I made my way back to the stage area in time to hear a group of CEOs, led by venture capitalist Sameer Dholakia, reflect on how this new era of AI will transform business. Emad Mostaque, the CEO of Stability AI, noted that his company’s text-to-image model has grown from 5.6 seconds to create a single AI image last August to now 40 AI frames per second. “These models are actually very unoptimized,” Mostaque said. “We’re just getting started.” After the panel, Anya Singh, who has worked on search products at Google for almost 16 years, eagerly showed me the website of a company she has invested in called NeuroPixel.ai. It creates realistic, synthetic images of human clothing models for $1 each. Another company Singh has a stake in, REImagine Home, sucks up photos of your seedy home and spits out chic, AI-generated decor.

“Since September I’ve been trying to decorate my house over the internet and it feels really broken,” Singh told me. She created vision boards and designed rooms piece by piece. The estimated cost was in the thousands of dollars per room, and yet the designs “didn’t fit the shape of the whole house or my budget or my needs.” REImagine Home doesn’t solve all of those problems, but it does remove some of the friction, Singh said. “I like to think that this makes poorly efficient systems better.”

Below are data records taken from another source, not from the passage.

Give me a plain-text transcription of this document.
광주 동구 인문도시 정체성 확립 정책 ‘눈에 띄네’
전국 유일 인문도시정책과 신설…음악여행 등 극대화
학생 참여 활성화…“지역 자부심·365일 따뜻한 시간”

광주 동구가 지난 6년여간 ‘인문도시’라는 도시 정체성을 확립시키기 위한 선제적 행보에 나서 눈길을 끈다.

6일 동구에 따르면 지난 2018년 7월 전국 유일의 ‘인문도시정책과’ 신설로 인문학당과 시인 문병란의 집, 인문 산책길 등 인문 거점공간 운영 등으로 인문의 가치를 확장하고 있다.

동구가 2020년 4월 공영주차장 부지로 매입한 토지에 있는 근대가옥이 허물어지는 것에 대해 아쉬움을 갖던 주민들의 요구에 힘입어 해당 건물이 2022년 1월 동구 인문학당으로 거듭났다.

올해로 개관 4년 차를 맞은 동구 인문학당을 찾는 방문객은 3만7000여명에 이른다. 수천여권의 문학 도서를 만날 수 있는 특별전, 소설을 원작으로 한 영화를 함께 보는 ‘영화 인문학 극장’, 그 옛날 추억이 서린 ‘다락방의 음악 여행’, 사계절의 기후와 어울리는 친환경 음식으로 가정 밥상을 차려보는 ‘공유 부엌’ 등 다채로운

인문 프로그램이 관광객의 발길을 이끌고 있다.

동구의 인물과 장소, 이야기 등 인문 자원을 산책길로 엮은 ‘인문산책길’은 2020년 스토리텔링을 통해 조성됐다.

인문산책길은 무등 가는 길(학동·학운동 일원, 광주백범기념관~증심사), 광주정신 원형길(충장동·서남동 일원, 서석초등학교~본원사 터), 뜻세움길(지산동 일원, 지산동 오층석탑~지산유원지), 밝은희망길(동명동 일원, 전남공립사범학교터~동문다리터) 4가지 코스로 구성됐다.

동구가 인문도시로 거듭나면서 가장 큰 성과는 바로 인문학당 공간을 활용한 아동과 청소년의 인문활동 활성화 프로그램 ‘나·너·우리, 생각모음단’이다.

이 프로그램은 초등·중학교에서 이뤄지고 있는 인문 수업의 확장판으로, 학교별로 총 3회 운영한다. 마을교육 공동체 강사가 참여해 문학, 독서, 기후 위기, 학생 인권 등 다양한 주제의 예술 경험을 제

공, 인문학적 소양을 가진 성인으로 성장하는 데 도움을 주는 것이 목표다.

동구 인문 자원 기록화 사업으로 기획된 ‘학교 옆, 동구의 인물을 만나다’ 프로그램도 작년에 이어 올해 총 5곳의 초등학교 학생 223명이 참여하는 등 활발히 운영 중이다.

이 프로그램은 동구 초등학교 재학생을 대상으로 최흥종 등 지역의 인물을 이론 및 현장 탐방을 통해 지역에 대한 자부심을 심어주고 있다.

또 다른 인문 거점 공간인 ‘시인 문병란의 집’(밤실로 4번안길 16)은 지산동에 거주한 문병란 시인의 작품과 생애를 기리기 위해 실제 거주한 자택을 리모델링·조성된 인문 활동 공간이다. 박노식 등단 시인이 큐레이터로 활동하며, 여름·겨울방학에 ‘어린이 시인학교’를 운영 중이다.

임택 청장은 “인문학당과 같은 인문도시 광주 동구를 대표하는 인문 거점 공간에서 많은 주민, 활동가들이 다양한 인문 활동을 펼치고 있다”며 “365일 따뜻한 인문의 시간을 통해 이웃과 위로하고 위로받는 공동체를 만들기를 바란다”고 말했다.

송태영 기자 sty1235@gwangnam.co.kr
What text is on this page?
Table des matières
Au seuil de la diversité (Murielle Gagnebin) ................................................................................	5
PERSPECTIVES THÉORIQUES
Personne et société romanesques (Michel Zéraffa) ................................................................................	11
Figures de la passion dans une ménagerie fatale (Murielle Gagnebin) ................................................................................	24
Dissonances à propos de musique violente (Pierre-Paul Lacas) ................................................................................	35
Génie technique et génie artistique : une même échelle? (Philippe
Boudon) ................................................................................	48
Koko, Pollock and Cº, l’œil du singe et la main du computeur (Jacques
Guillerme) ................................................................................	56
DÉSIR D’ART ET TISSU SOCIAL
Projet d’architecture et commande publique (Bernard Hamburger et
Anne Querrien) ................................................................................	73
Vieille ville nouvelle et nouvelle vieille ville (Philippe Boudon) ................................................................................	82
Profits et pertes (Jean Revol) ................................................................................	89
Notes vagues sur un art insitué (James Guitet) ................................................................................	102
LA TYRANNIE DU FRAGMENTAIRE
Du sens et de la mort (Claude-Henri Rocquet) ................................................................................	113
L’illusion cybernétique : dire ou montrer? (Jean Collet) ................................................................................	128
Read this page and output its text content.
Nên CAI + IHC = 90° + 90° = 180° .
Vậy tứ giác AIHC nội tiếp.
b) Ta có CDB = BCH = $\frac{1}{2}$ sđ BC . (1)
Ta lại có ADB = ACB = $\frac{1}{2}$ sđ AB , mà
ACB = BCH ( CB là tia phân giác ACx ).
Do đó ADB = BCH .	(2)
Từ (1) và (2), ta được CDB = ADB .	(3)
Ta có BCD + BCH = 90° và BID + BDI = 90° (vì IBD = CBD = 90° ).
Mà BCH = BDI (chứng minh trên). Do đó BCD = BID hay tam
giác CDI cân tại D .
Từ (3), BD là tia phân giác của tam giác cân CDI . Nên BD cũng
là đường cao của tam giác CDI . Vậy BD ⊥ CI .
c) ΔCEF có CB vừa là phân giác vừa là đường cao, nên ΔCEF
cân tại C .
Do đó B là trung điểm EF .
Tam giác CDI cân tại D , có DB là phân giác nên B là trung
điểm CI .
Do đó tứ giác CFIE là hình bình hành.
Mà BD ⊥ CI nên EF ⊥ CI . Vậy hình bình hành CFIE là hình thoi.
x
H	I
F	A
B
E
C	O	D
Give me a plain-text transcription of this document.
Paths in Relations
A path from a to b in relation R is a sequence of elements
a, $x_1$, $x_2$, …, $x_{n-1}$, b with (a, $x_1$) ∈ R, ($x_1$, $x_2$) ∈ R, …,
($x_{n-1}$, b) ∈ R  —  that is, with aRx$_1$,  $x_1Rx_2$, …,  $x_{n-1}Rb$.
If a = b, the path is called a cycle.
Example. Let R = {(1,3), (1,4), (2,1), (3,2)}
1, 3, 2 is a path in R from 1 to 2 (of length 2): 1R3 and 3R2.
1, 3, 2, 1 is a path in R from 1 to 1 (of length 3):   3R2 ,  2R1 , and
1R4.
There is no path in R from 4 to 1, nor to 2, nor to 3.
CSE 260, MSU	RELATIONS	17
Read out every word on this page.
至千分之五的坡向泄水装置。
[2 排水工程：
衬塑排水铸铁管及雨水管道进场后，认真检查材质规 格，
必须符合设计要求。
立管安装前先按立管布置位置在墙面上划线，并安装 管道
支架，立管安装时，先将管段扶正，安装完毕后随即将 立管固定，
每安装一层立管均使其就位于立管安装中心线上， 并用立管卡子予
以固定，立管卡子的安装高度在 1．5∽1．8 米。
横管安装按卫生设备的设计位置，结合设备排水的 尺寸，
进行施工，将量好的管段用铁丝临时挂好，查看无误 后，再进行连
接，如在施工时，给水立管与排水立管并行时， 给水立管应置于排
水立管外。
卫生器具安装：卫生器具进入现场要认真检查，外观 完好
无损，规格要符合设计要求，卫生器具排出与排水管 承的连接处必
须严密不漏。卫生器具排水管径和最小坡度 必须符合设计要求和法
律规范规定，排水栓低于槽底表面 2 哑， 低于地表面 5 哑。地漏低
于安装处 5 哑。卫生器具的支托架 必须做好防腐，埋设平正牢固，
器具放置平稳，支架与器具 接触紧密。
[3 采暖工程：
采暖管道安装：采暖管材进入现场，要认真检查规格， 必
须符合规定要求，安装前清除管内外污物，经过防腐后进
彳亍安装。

That’s enough to make any graphic artist, fit model or interior designer shudder. Or is it? Kevin Roose, a New York Times columnist who spoke at the GenAI event, said that FOLO, the fear of impending obsolescence, has clouded our collective vision of an AI-filled future. Extremely social or experiential or manual jobs will still require a human touch. people are safe. Of course, Roose said this quite confidently two days before Microsoft’s new AI chatbot said Roose wanted to be alive, insisted he was in love with him and spat out a list of hypothetical destruction fantasies.

Jordan Harrod, an AI teacher and graduate student at MIT, told the GenAI audience, “At the end of the day, when it comes to how we fit into the equation, the answer is just a human connection. The human factor is incredibly important.” To emphasize this, Harrod pulled up an AI-generated graphic of two people holding hands, with the words “Human Connection” to their left. The macabre image featured four wrists, two hands, and at least 12 fingers in between. It was upsetting. It was also reassuring, if only temporarily.